Events have been developing rapidly since Friday’s multi-pronged terror attack in Paris. As in all events of this magnitude, it requires vigilance to separate rhetoric from action, propaganda from fact.
Iraqi claims that its intelligence services warned France of an impending attack appears overstated. There was a warning, but it lacked specificity, giving French authorities no details on location or timing. As one French official said, they get warnings like this all the time, but they are too vague to be actionable.
So the French can’t be blamed for not springing into action at the Iraqi alert. The aftermath, on the other hand, has already had its embarrassments. The manhunt for the perpetrators has reported seven arrests and more are expected. In the meantime, security officials have admitted that several persons believed to have been part of the plot slipped through the fingers of the police; notably, Salah Abdeslam, a 26-year-old born in Brussels who was stopped, checked and let go at a checkpoint near the Belgian border after the attacks.
French President Francois Hollande called it “an act of war” on the part of Islamic State, and on Sunday night France retaliated with “massive” air strikes on the Islamic State group’s de-facto capital in Syria.
How massive is massive? Well, if you were sitting in or near the jihadi training camp or the munitions dump in Raqqa, where the bombs fell, it must have seemed massive enough.
But in the context of the war with Islamic State, 12 aircraft including 10 fighter jets dropping 20 bombs may strain the understanding of “massive.” Even if it was the biggest air strike carried out by France since extending its bombing campaign against ISIS to Syria in September, in the broader scheme of things it is not so impressive.
The bombing campaign of the U.S., Russia and France has been going on for months, and the results have not been encouraging, especially in light of the attacks in Paris. Obviously, this is only the first retaliatory operation, and France and its allies will continue to hit back determinedly.
Ultimately, it is for France to decide its course of action in this moment of national crisis: Whether to commit significant ground forces or to limit itself to air operations and perhaps some commando units, like the American special forces; whether to change its asylum policy — and if so, to what extent — to stem the threat from within.
But whatever course they take, it would be advisable not to raise false hopes and expectations. If we have learned one thing since September 11, it is that the war on terror will not be quick or easy.
In an interview that aired just hours before the Paris attacks, President Barack Obama said Islamic State had been “contained,” referring to a stepping up of drone-strike assassinations and battlefield successes by Iraqi Kurd fighters in northern Iraq.

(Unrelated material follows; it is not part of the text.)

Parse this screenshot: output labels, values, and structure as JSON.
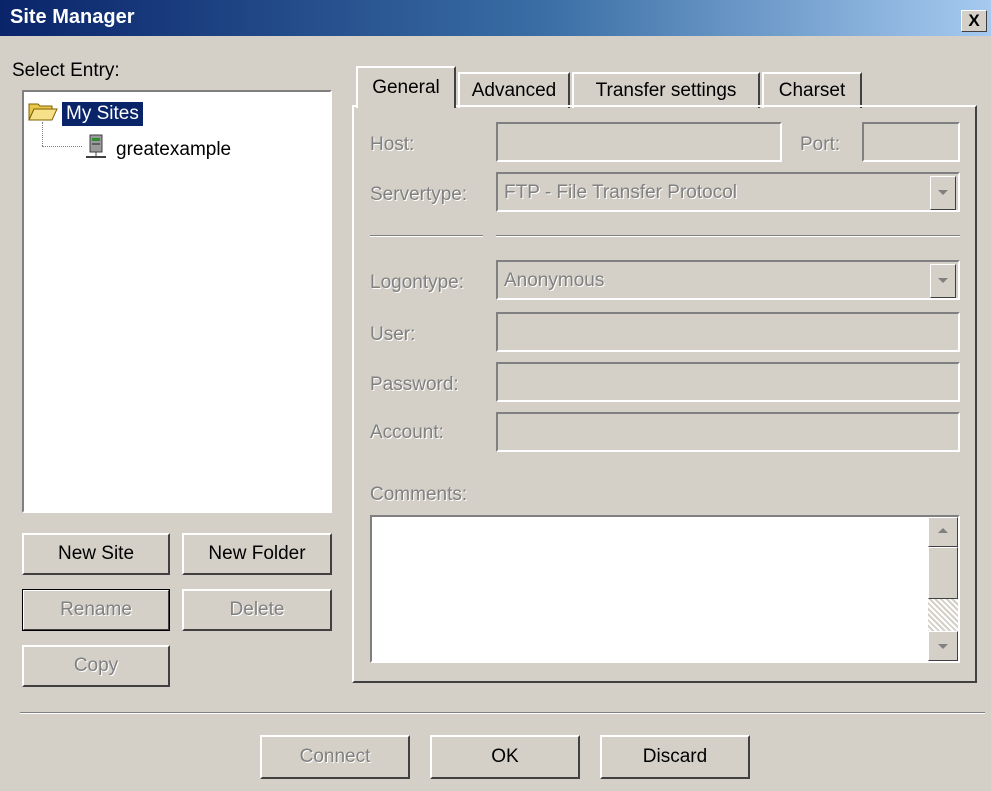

The events in France undercut any such claim, even if, as deputy national security adviser Ben Rhodes explained, the president was relating “very specifically to the question of ISIS’s geographic expansion in Iraq and Syria.”
“Having a safe haven is the biggest force multiplier that a group can have; it gives them space and time to plan and to accumulate resources for external operations,” said Thomas Hegghammer, a fellow at the Norwegian Defense Research Establishment. “To say they are contained, as in hermetically sealed, is clearly not true.”
As for the allied bombing runs, the limited ability of such operations to affect the situation on the ground shows itself once again.
Despite daily air strikes, “the sophistication, ambition and geographic reach of ISIS has grown more quickly than we anticipated,” Michael Hayden, a former director of the CIA and National Security Agency, said.
“The American air campaign against ISIS more resembles a fine Irish mist than it does a thunderstorm. And it’s got to look a lot more like a thunderstorm now.”
The attacks have forced a grim reassessment. Experts have been quoted saying that the long haul will be very costly: some say it would take 150,000 U.S. troops, could drag on for decades and cost trillions of dollars.
Needless to say, the U.S., which has been moving for several years in the opposite direction, disengaging from Iraq and Afghanistan, will be reluctant to reverse field and involve itself much more deeply in this struggle.
Yet, the abovementioned cost estimates are really just another way of saying that nobody knows. Just as Western experts misjudged the resilience of ISIS and despite constant surveillance were unable to predict or pre-empt Friday’s attack, it is possible that its ultimate downfall may not be as far distant as they are saying.
It would help to bear in mind the example of the Soviet Union. The consensus at the highest echelons of government was that the Cold War was virtually a permanent situation, one that could continue for another hundred years. To the astonishment of all, its end came after only 70 years, and in a bloodless revolution.
We can only daven that, b’ezras Hashem, the end of ISIS will come sooner rather than later, and with a minimum of sacrifice.